Robotic Prostatectomy -- A Review

Assaad El-Hakim, MD, FRCS(C); Ashutosh Tewari, MD, MCh

In This Article


Objective: To review the current medical literature on robotic prostatectomy (RP) and report clinical outcomes of this newly developed technique.

Data Source: A MEDLINE search was performed using the following headings: prostate cancer, radical prostatectomy, robotics, robot assisted, laparoscopy, telesurgery. In addition, recently published abstracts on RP were reviewed.

Study Selection: Studies that reported clinical and pathological variables of patients undergoing RP were included in this meta-analysis.

Data Extraction: Data were extracted from published articles and abstracts.

Data Synthesis: Robotic systems enhance surgeons' technical abilities and offer the potential of precise surgical technique. Short-term follow-up studies demonstrate that RP is at least comparable in efficacy to open and laparoscopic prostatectomy, including clinical and pathologic parameters. RP has benefits of minimal invasiveness, decreased blood loss, and quicker recovery compared with open surgery. Functional and cancer control results are still immature, but most studies reported favorable outcomes.

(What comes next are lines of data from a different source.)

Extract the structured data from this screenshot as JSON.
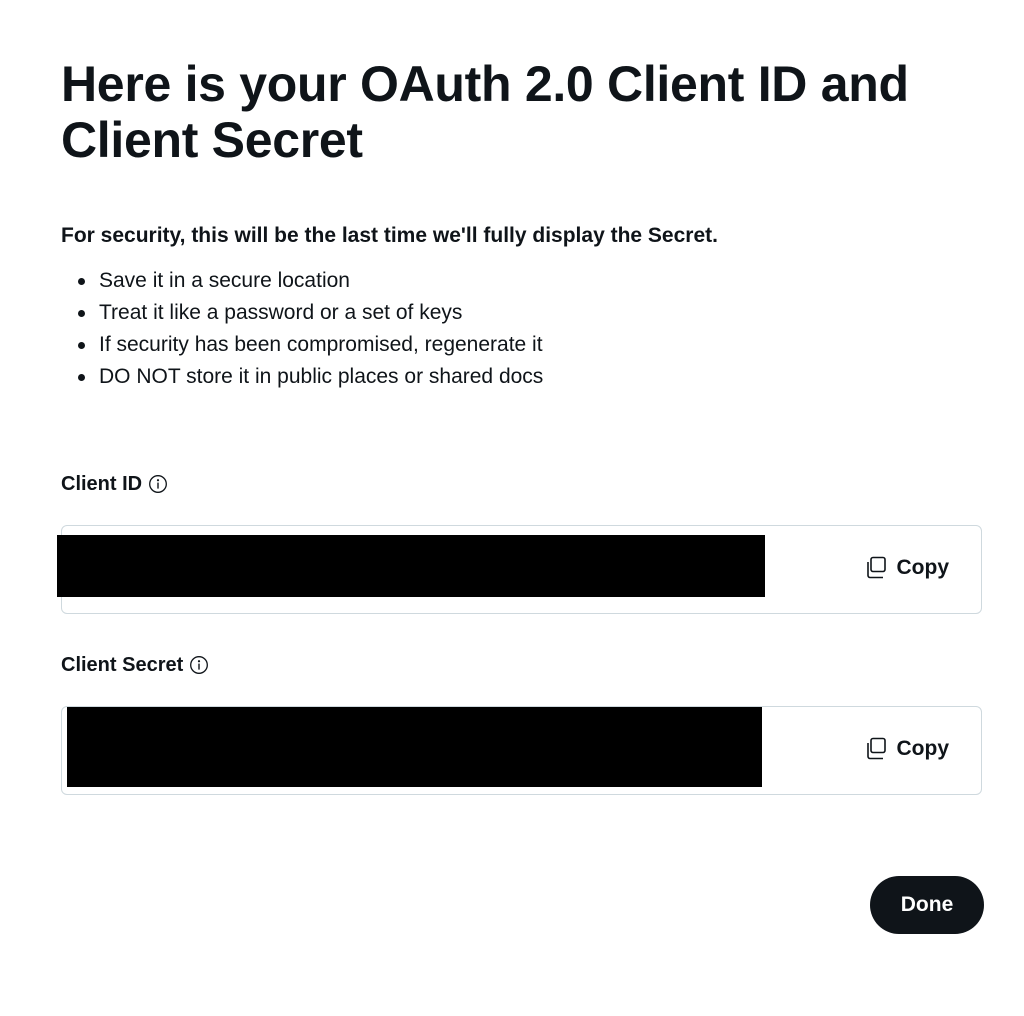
{
  "dialog": {
    "title": "Here is your OAuth 2.0 Client ID and Client Secret",
    "warning": "For security, this will be the last time we'll fully display the Secret.",
    "tips": [
      "Save it in a secure location",
      "Treat it like a password or a set of keys",
      "If security has been compromised, regenerate it",
      "DO NOT store it in public places or shared docs"
    ]
  },
  "client_id": {
    "label": "Client ID",
    "copy_label": "Copy",
    "info_icon": "info-icon",
    "copy_icon": "copy-icon"
  },
  "client_secret": {
    "label": "Client Secret",
    "copy_label": "Copy",
    "info_icon": "info-icon",
    "copy_icon": "copy-icon"
  },
  "actions": {
    "done_label": "Done"
  },
  "colors": {
    "text": "#0f1419",
    "border": "#cfd9de",
    "button_bg": "#0f1419",
    "button_text": "#ffffff",
    "redaction": "#000000"
  }
}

Conclusions: RP is a promising minimally invasive surgical approach for men with prostate cancer. Short-term clinical and pathological results are comparable to those with open and laparoscopic prostatectomy.

Robotic prostatectomy (RP) represents the latest advancement in surgical treatment of prostate cancer. It relies on minimally invasive surgical approach of laparoscopic prostatectomy augmented by robotic technology. Schuessler and colleagues[1] first performed laparoscopic radical prostatectomy in 1991, but they failed to demonstrate advantages vs open prostatectomy, and the procedure was abandoned. It was not until Guillonneau and Vallancien[2] and Abou and colleagues[3] described and validated their techniques of laparoscopic prostatectomy that interest resurged in minimally invasive surgical treatment of prostate cancer.

Several centers in Europe, and later in the United States, have since reported their short and mid-term results on functional and oncologic outcomes of laparoscopic prostatectomy, which compare favorably with open prostatectomy.[4] Despite the large interest in this approach, laparoscopic prostatectomy has not been widely adopted by the urology community mainly because of difficulty in learning and the related technical challenges.[5]

Feasibility of RP was first demonstrated in 2000 by 2 French centers with more expertise in laparoscopic prostatectomy than many other centers.[6,7] This early experience was met with skepticism. However, shortly thereafter, pioneering work from the Vattikuti Urology Institute in Detroit, Michigan, paved the way for a new era in RP.[8,9] A growing number of institutions in the United States and Europe have since embraced this technique.

The da Vinci surgical system (Intuitive Surgical; Moutainview, California) (Figures 1 and 2) incorporates 3 multijoint robotic arms with 1 arm controlling the binocular endoscope and the other 2 controlling small-wristed instruments (EndoWrist technology). This system is a "master-slave" robot that is controlled by the surgeon who is comfortably seated on the operative console (master), only a few feet away from the patient. Two finger-controlled handles housed in a mobile console control the 2 robotic arms and camera. The stereoscopic view of the operative field provides excellent 3-dimensional visualization with 10-fold magnification.

Robotic set-up showing da Vinci robotic system.

 da Vinci robotic arms.

Manipulation of the masters is transmitted to a computer that filters, scales, and relays the surgeon's movements to the robotic arms and instruments. Hand movements can scale to 1:1, 3:1, or 5:1 movement at the tip of the instruments. This scaling allows for finer and precise execution of certain steps of the operation. Physiologic tremor is completely eliminated. There is no measurable delay between the movement of the handles on the console and the movement of the instruments within the patient. The instruments allow 7° of liberty (degrees of excursion) in their movement, simulating the human hand.

With its 3-D view, the da Vinci surgical system aids the surgeon in more easily identifying delicate structures, such as nerves and blood vessels surrounding the prostate gland. The EndoWrist instruments provide the surgeon with the dexterity not available using conventional laparoscopic instruments.